I am an international student from Hong Kong, so going half way across the world for university was a little daunting at first. I took a gamble and decided not to enter the CHARMS system to choose a roommate based on compatibility levels from several questions. Finding out who she was through email and then facebook stalking her made me extremely nervous, but we clicked almost immediately. She was very nice, but we weren’t in the same school at Geogetown, we didn’t have the same interest, and so we didn’t automatically become best friends and hang out 24/7 outside of the room. This made living together a lot easier, and caused fewer arguments between the two of us as roommates. This allowed us to be more comfortable with confronting each other with issues and actually allowed us to be more compatible roommates and better friends.

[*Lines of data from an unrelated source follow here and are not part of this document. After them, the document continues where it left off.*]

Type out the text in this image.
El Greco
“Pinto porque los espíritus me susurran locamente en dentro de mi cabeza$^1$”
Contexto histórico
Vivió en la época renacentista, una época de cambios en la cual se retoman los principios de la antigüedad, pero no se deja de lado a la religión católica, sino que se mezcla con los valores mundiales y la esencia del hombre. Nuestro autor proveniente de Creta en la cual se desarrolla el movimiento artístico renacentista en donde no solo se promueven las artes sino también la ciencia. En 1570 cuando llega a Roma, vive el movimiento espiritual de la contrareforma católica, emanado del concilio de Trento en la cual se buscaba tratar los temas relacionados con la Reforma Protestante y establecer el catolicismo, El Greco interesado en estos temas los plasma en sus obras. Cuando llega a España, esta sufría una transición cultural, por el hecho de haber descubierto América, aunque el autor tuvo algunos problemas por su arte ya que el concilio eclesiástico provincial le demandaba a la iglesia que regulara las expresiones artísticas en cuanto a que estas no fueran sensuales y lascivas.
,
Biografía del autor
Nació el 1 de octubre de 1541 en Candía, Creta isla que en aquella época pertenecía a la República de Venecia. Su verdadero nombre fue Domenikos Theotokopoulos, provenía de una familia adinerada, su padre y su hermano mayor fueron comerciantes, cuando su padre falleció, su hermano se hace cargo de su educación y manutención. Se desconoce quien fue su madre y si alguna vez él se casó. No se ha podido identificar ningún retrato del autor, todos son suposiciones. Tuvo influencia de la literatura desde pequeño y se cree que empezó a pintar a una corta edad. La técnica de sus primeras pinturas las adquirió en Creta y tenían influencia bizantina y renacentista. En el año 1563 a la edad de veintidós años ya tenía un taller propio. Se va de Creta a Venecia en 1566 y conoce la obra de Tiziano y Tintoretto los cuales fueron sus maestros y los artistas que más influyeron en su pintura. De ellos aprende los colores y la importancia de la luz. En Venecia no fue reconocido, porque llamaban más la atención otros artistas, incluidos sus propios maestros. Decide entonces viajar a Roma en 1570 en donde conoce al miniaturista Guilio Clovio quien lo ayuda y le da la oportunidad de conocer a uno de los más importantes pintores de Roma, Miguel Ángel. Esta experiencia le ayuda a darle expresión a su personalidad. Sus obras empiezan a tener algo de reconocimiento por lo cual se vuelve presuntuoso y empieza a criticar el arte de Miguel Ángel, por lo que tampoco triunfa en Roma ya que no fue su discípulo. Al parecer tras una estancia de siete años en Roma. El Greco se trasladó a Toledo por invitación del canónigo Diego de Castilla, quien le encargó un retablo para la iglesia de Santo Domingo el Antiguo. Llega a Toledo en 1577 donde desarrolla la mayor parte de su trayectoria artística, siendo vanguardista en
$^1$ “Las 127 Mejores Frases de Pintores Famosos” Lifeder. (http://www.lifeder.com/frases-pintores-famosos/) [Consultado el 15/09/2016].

I was also lucky to have my brother as a senior at Georgetown to show me around and help me adjust to the new environment. The best advice he ever gave me was to tell me to go to International Pre-Orientation (IPO). Even though I am from Hong Kong, because of my American citizenship, I wasn’t invited to be part of it. However, I went anyways. I was a little shy, stuck to my brother, and only went to half of the events. I was so bored of the generic conversation, which only involved three questions:

1)   1) Where are you from?

2)   2) What dorm are you in?

3)   3) What school are you in?

 

After which, everyone just moved on to ask the next person the same questions. The conversations were really dry and boring, but take the courage to break through that, because that’s how I met all my future best friends at Georgetown during those 3 days of IPO.

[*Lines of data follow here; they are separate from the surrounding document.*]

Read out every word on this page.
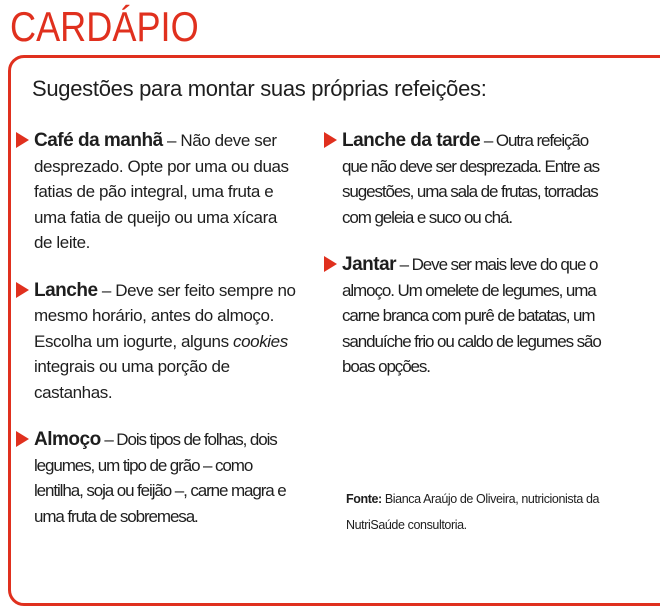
CARDÁPIO
Sugestões para montar suas próprias refeições:
Café da manhã – Não deve ser desprezado. Opte por uma ou duas fatias de pão integral, uma fruta e uma fatia de queijo ou uma xícara de leite.
Lanche – Deve ser feito sempre no mesmo horário, antes do almoço. Escolha um iogurte, alguns cookies integrais ou uma porção de castanhas.
Almoço – Dois tipos de folhas, dois legumes, um tipo de grão – como lentilha, soja ou feijão –, carne magra e uma fruta de sobremesa.
Lanche da tarde – Outra refeição que não deve ser desprezada. Entre as sugestões, uma sala de frutas, torradas com geleia e suco ou chá.
Jantar – Deve ser mais leve do que o almoço. Um omelete de legumes, uma carne branca com purê de batatas, um sanduíche frio ou caldo de legumes são boas opções.
Fonte: Bianca Araújo de Oliveira, nutricionista da NutriSaúde consultoria.
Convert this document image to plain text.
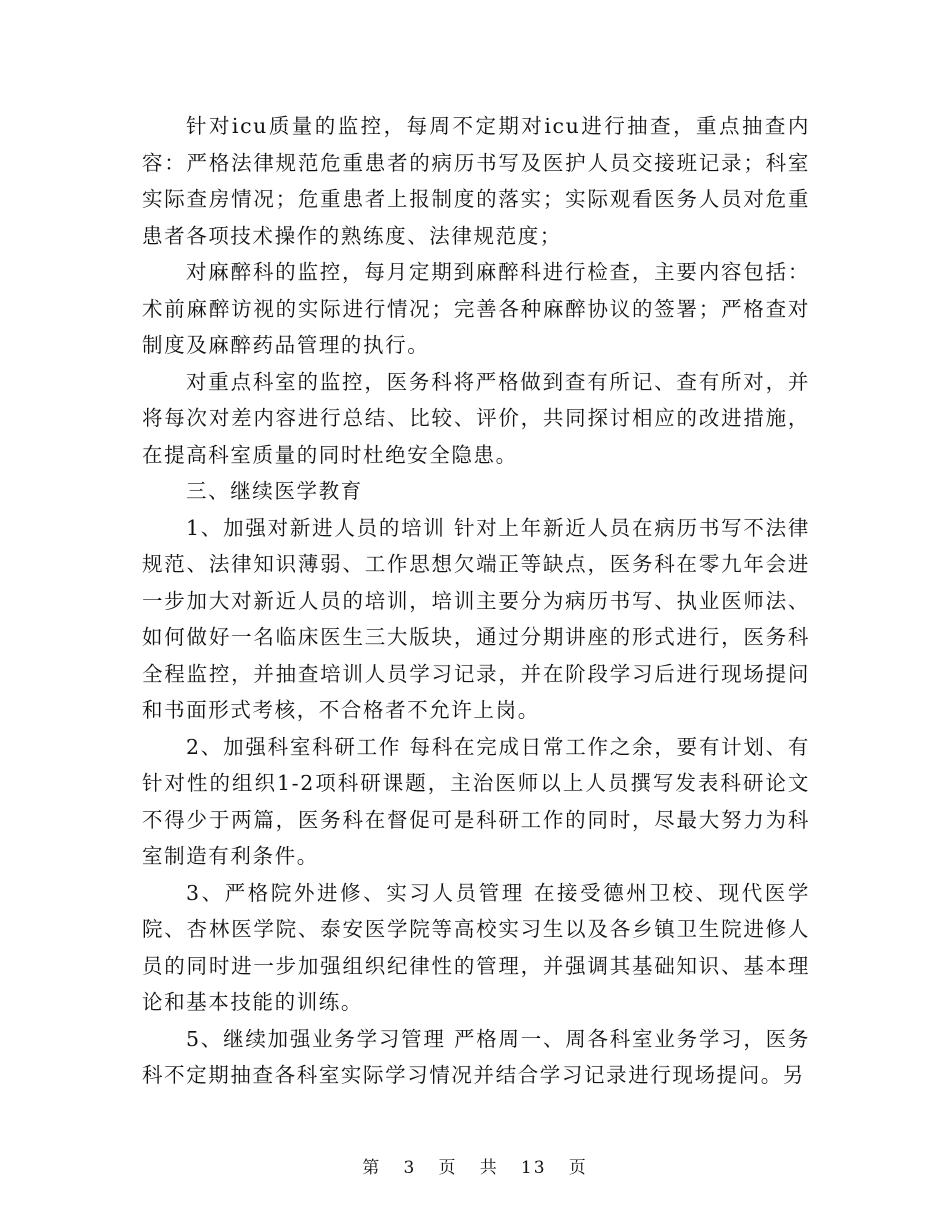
针对icu质量的监控，每周不定期对icu进行抽查，重点抽查内容：严格法律规范危重患者的病历书写及医护人员交接班记录；科室实际查房情况；危重患者上报制度的落实；实际观看医务人员对危重患者各项技术操作的熟练度、法律规范度；

对麻醉科的监控，每月定期到麻醉科进行检查，主要内容包括：术前麻醉访视的实际进行情况；完善各种麻醉协议的签署；严格查对制度及麻醉药品管理的执行。

对重点科室的监控，医务科将严格做到查有所记、查有所对，并将每次对差内容进行总结、比较、评价，共同探讨相应的改进措施，在提高科室质量的同时杜绝安全隐患。

三、继续医学教育

1、加强对新进人员的培训 针对上年新近人员在病历书写不法律规范、法律知识薄弱、工作思想欠端正等缺点，医务科在零九年会进一步加大对新近人员的培训，培训主要分为病历书写、执业医师法、如何做好一名临床医生三大版块，通过分期讲座的形式进行，医务科全程监控，并抽查培训人员学习记录，并在阶段学习后进行现场提问和书面形式考核，不合格者不允许上岗。

2、加强科室科研工作 每科在完成日常工作之余，要有计划、有针对性的组织1-2项科研课题，主治医师以上人员撰写发表科研论文不得少于两篇，医务科在督促可是科研工作的同时，尽最大努力为科室制造有利条件。

3、严格院外进修、实习人员管理 在接受德州卫校、现代医学院、杏林医学院、泰安医学院等高校实习生以及各乡镇卫生院进修人员的同时进一步加强组织纪律性的管理，并强调其基础知识、基本理论和基本技能的训练。

5、继续加强业务学习管理 严格周一、周各科室业务学习，医务科不定期抽查各科室实际学习情况并结合学习记录进行现场提问。另

第 3 页 共 13 页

Again, as an international student that just finished IB, I didn’t understand the GPA 4.0 system and the pre-med lectures of over 100+ students were intimidating. Going to office hours to ask a question meant being in line for 2 hours. Even with smaller discussion based classes, I was too afraid to raise my hand because I was no longer in class with people I’ve known since middle school. Adjusting to the way the American education system was difficult, but I’ve learned not to be afraid. Raise a question, expression an opinion and definitely, talk to those who sit around you. Making new friends in class allows you not only to meet new people outside of your freshman floor, but also to help you study in class! Having said that, I do wish I had chosen easier classes to start off with for me to adapt to the new educational surroundings.